When I started reading Jared Diamond’s (Award-winning author of the ground-breaking Guns, Germs and Steel) newest work, Collapse, I naively expected a simple natural history on how environmental factors attributed to the collapse of societies throughout history. Diamond, oddly enough, expected to write just such a work. To all of our benefit, however, the book evolved into a comprehensive study of all of the factors that cause a society to fall. From environmental factors, to societal norms, to economic dependencies and warfare Diamond discovers throughout the course of his work that no collapse can be attributed to any single factor.

“I arrived at a five-point framework of possible contributing factors that I now consider in trying to understand any putative environmental collapse. Four of those sets of factors— environmental damage, climate change, hostile neighbors, and friendly trade partners—may or may not prove significant for a particular society. The fifth set of factors—the society’s responses to its environmental problems—always proves significant. ”

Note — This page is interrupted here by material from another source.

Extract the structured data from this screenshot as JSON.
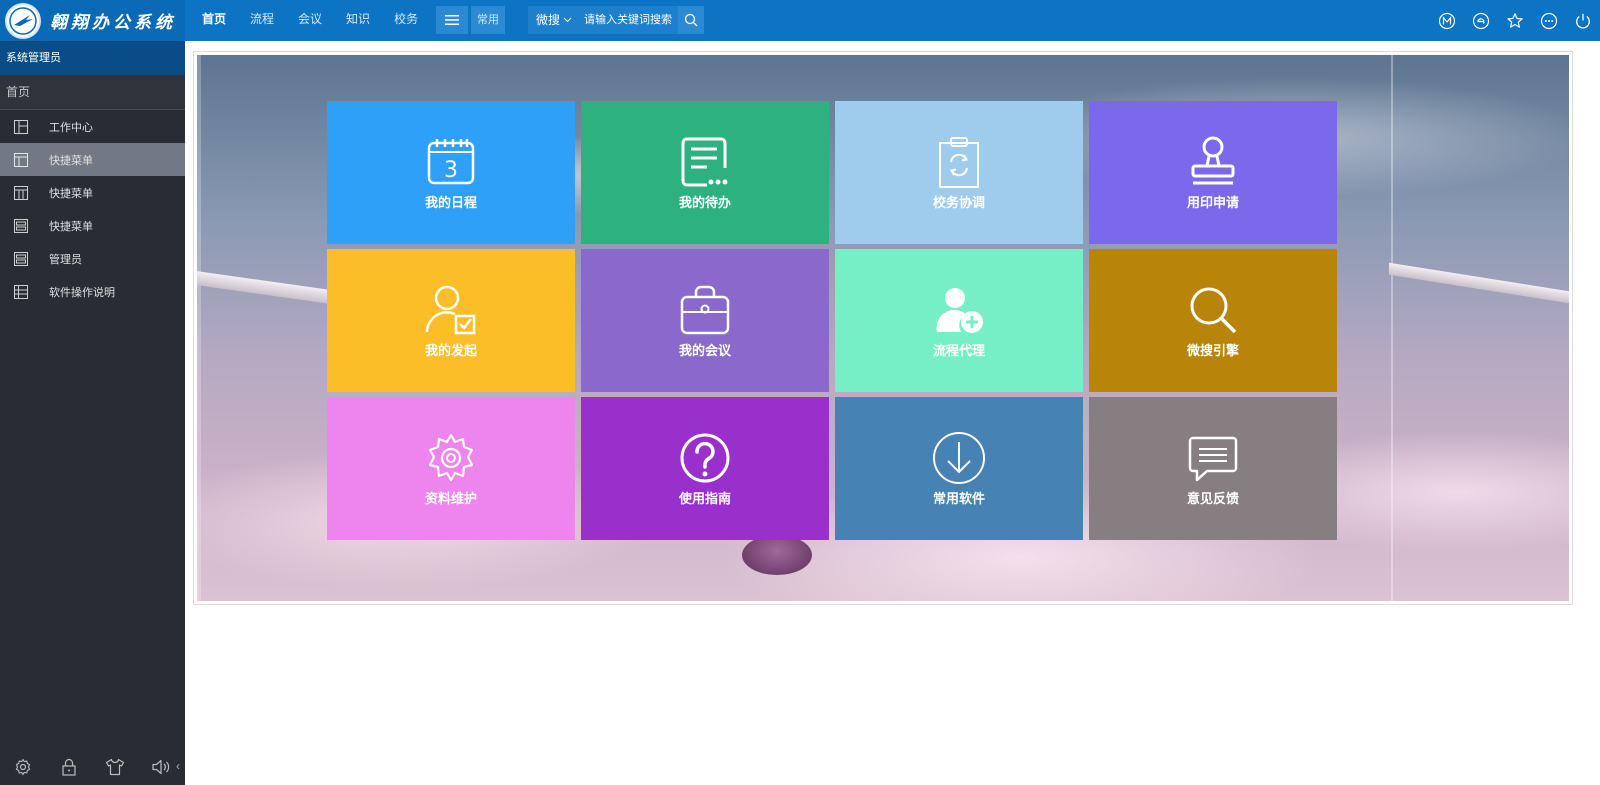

Diamond’s work remains an incredibly easy and insightful read, even for those that aren’t already versed in history, ecology and how those disciplines join together to create natural history. If you aren’t familiar with these topics, Collapse provides enough background and explanation to understand these events, though Guns, Germs and Steel gives a better overall picture of how the study of history and the science of ecology meet.

Diamond’s stories on the collapse of Easter Island and Mayan societies help solve riddles that have plagued history for decades, and discount racist theories of inferior intelligence while at the same time place the blame for these collapses squarely at the feet of the societies themselves, which many overly-PC researchers are loathe to do. Diamond instead discovers that the changes in their societies often happened so slowly that often the people did not have the time or inclination to change their ways once they identified the problems.

“The processes through which past societies have undermined themselves by damaging their environments fall into eight categories, ... deforestation and habitat destruction, soil problems (erosion, salinization, and soil fertility losses), water management problems, overhunting, overfishing, effects of introduced species on native species, human population growth, and increased per-capita impact of people. [In the modern era these factors are joined by]... human-caused climate change, buildup of toxic chemicals in the environment, energy shortages, and full human utilization of the Earth’s photosynthetic capacity. ”

What really makes the work impressive though, is Diamond’s ability to make all of these events relevant to our society today. With environmental damage threatening every country, even if you don’t buy into the anthropogenic global warming theory, the collapse of any significant region’s ecology will hold massive consequences for global trade and therefore global political relations. The most important factor, the one that has been relevant in every societal collapse, is the society’s response to that environmental factor. What will ours be?